Causes of Lumps, Bumps and Neck Swellings

  • The most common cause of a neck lump is a swollen or inflamed lymph node. Lymph nodes are tiny, oval-shaped glands which are widely distributed throughout the body, including the neck. These small lymphatic organs serve to trap foreign matter that may infect or invade the body. They serve to fight bacterial and viral infections but they may also react to cancer and allergic conditions. In the neck, lymph nodes may become swollen as a defense reaction to infectious conditions such as tonsillitis, strep throat, pharyngitis, tuberculosis, infectious mononucleosis, and HIV. They may also enlarge as a reaction to cancer of the thyroid, Hodgkins disease, goiter and leukemia. Allergic reactions may also trigger enlargement of lymph nodes in the neck.

  • Salivary glands located under the jaw may become infected and may manifest as swelling in the neck under the jaw. In addition, a blockage in one of the salivary ducts or cancer of the salivary glands (less common) can cause a neck lump to appear.

  • Sometimes a swelling in the neck muscles caused by torticollis occurs. This may cause the head to tilt to one side and limit head and neck mobility. Stiffness and neck pain are common.

  • Another common cause of neck swelling is enlargement of the thyroid gland, which is located in front of the throat. This condition is commonly related to goiter or Graves disease. Cancer of the thyroid can also cause swelling of the gland.

  • A lump under the skin in the neck may be caused by a sebaceous cyst or a lipoma, which are also non-cancerous conditions. These are usually painless, slow growing lumps that are movable and soft or doughy to touch.

  • Cancer in any part of the neck can cause growth of a mass or tumor in this area. Invasion of cancer cells (metastasis) to the lymph nodes from nearby structures or even from distant organs can also cause swelling of these glands.

When to Call a Doctor

A lump in the neck that disappears within two to three weeks is usually not associated with a serious condition. It is most commonly due to an infection in the throat or neck, which disappears when the infection is treated. Accompanying symptoms include fever, tenderness of the nodes, and sore throat. You may call a doctor if symptoms do not improve after usual home care treatments.

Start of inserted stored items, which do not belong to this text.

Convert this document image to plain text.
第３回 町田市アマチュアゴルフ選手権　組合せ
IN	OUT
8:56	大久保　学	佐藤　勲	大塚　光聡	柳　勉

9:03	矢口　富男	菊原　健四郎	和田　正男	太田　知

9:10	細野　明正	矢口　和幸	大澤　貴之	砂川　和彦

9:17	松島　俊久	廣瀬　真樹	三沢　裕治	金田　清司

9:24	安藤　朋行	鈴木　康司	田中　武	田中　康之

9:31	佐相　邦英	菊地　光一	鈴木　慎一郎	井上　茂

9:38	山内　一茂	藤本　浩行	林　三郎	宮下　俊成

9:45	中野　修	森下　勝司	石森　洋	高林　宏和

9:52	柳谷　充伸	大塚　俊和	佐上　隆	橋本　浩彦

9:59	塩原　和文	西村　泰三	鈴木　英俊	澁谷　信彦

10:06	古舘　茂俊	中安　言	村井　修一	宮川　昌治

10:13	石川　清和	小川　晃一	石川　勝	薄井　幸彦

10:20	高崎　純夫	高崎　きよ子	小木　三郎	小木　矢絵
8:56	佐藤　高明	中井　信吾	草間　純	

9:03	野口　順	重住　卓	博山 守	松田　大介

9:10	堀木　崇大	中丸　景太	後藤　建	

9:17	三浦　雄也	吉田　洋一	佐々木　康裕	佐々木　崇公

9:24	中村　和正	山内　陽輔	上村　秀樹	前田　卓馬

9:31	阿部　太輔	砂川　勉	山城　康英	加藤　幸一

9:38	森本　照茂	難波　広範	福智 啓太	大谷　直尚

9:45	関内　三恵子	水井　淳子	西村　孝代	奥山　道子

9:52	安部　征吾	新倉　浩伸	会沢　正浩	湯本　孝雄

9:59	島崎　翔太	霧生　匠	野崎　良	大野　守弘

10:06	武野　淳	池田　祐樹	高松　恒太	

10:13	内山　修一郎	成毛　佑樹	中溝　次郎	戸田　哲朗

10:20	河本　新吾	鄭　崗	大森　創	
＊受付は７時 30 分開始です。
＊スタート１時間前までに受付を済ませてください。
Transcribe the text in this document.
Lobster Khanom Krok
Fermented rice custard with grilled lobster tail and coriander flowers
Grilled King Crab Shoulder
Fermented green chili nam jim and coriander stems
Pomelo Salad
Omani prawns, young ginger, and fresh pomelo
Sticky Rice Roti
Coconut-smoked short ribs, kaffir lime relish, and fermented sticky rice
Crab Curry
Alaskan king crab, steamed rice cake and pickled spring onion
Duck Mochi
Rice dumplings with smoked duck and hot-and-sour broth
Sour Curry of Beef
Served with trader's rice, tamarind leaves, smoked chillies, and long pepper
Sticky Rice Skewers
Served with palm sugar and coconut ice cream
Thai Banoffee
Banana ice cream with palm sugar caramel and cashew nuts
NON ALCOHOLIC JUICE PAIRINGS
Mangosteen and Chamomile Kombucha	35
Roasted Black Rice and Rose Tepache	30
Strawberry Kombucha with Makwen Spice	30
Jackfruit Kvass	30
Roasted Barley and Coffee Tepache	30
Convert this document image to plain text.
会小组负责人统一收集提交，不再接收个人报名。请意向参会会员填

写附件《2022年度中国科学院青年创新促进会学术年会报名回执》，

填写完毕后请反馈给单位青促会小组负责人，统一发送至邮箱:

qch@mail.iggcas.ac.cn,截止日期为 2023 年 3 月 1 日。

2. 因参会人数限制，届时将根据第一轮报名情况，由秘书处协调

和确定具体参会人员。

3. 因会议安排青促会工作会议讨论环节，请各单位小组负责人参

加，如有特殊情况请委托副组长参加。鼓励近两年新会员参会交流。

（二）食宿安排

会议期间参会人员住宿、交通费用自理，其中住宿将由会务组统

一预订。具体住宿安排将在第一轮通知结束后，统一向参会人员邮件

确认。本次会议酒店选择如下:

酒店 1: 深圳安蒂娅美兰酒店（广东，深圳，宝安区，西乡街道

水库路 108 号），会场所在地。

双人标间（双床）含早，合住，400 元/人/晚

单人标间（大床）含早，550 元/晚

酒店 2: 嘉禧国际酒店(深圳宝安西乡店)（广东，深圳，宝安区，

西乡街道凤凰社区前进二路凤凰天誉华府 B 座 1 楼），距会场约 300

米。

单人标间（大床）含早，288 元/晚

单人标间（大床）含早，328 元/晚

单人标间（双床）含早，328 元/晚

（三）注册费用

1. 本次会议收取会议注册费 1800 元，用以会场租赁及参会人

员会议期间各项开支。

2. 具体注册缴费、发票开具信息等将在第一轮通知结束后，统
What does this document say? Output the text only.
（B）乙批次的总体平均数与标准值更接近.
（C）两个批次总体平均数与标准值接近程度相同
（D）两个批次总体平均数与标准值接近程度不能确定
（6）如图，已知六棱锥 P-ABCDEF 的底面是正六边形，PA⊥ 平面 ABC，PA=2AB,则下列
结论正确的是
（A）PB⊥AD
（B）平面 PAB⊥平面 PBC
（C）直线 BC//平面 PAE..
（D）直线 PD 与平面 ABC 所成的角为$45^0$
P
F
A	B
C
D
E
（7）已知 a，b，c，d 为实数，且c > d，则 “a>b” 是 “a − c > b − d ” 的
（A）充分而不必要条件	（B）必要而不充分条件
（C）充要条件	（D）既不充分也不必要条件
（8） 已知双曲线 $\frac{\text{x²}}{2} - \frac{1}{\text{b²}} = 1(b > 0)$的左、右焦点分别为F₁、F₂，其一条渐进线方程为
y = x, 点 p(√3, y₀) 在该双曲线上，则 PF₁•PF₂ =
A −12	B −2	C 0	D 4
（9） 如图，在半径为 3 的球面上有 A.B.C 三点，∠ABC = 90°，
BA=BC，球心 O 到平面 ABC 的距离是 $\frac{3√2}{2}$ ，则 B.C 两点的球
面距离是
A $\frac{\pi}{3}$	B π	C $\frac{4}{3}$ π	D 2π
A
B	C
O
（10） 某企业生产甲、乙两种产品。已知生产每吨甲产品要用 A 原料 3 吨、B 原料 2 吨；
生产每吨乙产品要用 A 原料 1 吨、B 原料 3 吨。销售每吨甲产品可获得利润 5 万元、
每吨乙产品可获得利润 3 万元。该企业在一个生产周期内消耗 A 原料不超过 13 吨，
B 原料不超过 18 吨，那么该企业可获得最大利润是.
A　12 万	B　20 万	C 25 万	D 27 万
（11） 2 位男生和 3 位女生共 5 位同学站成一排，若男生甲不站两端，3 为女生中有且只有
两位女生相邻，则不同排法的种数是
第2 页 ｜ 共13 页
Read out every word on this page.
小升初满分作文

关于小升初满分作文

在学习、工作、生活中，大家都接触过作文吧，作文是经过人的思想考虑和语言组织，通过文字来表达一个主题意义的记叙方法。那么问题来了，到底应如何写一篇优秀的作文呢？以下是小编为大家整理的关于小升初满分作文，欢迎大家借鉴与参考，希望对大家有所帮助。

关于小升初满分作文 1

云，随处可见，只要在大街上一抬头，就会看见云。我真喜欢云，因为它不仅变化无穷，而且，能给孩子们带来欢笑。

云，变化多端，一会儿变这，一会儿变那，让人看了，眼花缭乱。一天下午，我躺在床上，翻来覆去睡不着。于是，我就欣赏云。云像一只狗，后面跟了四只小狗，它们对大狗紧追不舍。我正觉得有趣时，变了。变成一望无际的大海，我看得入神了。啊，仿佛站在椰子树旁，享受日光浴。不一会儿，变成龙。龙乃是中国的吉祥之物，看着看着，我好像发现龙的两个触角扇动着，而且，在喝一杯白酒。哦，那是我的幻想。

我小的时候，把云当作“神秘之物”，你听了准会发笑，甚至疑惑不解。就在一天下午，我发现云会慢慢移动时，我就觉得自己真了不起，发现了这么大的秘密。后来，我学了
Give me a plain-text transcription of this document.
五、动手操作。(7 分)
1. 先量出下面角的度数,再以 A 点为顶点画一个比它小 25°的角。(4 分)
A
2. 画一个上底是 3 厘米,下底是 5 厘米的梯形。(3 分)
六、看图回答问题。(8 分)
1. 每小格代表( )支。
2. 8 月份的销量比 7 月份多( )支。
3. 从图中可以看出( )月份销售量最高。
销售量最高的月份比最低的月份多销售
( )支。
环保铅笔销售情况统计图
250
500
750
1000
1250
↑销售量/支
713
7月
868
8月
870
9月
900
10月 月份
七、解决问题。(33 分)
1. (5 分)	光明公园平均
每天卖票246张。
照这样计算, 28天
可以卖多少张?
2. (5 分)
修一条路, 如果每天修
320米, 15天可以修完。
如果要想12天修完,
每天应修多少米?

While younger individuals are more likely to suffer from neck and throat infections, people who are older than forty are at risk for cancer in the throat, neck, and other parts of the body. Other risk factors include smoking, alcohol abuse and HIV.

Consult a doctor if a painless lump in your neck is growing steadily and is accompanied by unusual symptoms such as a progressive change in voice, persistent difficulty in swallowing, chronic earache, an unusual growth in the mouth, bleeding and skin changes.

In these cases, it is important to establish a proper diagnosis so early treatment can be given.